Zu dem Appell der 40 Top-Manager, der am Wochenende per Anzeige in Tageszeitungen veröffentlicht worden war, sieht sich Merkel nicht in Widerspruch. Unter Führung der Energiebranche hatten die Unterzeichner darin den geplanten Ausstieg aus der Atomenergie scharf kritisiert.

"Wir wollen, dass die Energie in Deutschland immer sauberer und umweltverträglicher wird, dass sie sicher ist und dass sie für Bürger und Wirtschaft auch bezahlbar bleibt - gerade in dem Punkt also sehe ich keinen Widerspruch zu den Absichten des Appells.", meinte Merkel in der "Bild am Sonntag".

Union schwenkt auf Vertragslösung ein

In den Reihen der Unions-geführten Bundesländer mehren sich die Stimmen für eine von den Atomkonzernen vorgeschlagene Vertragslösung. So bevorzugt Niedersachsens Ministerpräsident David McAllister eher einen Fonds. "Ich kann mit beidem leben", sagte McAllister. "Wir haben keine grundsätzlichen juristischen Einwände gegen die Brennelementsteuer. Aber in der Landesregierung gibt es Sympathien für eine Fondslösung." Damit lasse sich zielgerichteter der Ausbau der erneuerbaren Energien fördern.
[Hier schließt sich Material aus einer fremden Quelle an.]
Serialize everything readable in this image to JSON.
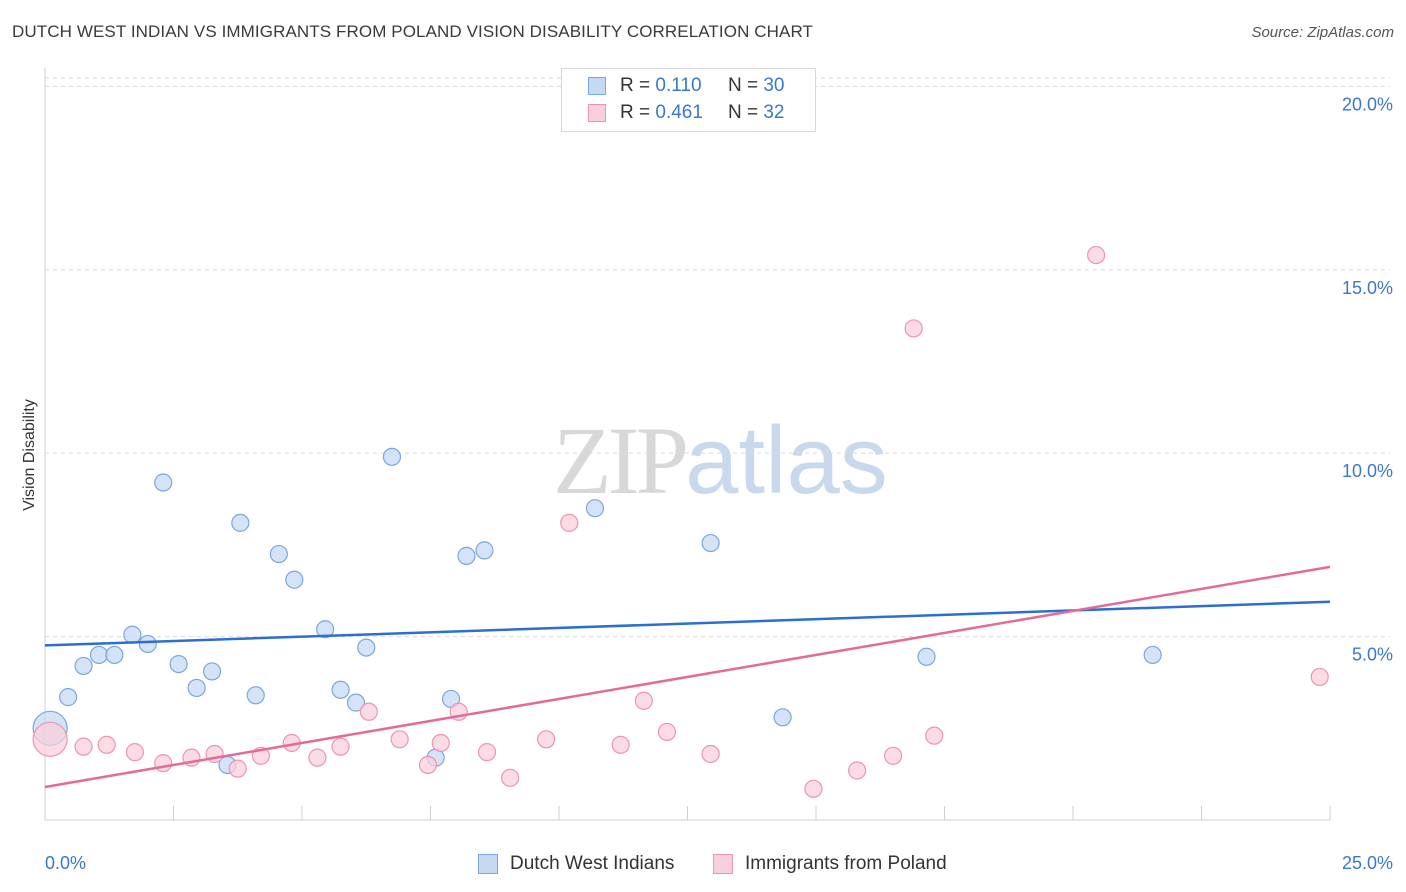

Die Atomkonzerne bieten der Bundesregierung eine Vertragslösung an und wollen die Hälfte der erwarteten Zusatzgewinne in einen Fonds einzahlen.

Umweltminister Röttgen hält dagegen an der Brennelementesteuer fest. Angesichts von Milliardengewinnen müssten die Konzerne "sehr genau erklären, warum sie eine Steuer nicht schultern können", meinte Röttgen. Ein Großteil der zusätzlichen Gewinne, die aus Laufzeitverlängerungen erzielt werden, sollten in die erneuerbaren Energien fließen. Zu Forderungen aus Union, FDP und Wirtschaft, statt einer Brennelementesteuer einen Vertrag mit den Kernkraftbetreibern abzuschließen, erklärte der in den eigenen Reihen nicht unumstrittene Umweltressortchef: "Die Politik muss mächtige Unternehmen gerade auch im Steuerrecht so wie die normalen Bürger behandeln." Deshalb dürfe der Staat "grundsätzlich nicht mit einzelnen Unternehmen einen Deal machen".

Unterstützung erhielt Röttgen vom Chef der Monopolkommission, Justus Haucap. Er sehe die Gefahr, dass bei einem Vertrag mit den Stromkonzernen der Eindruck entstehe, der Staat lasse sich die Brennelementesteuer abkaufen.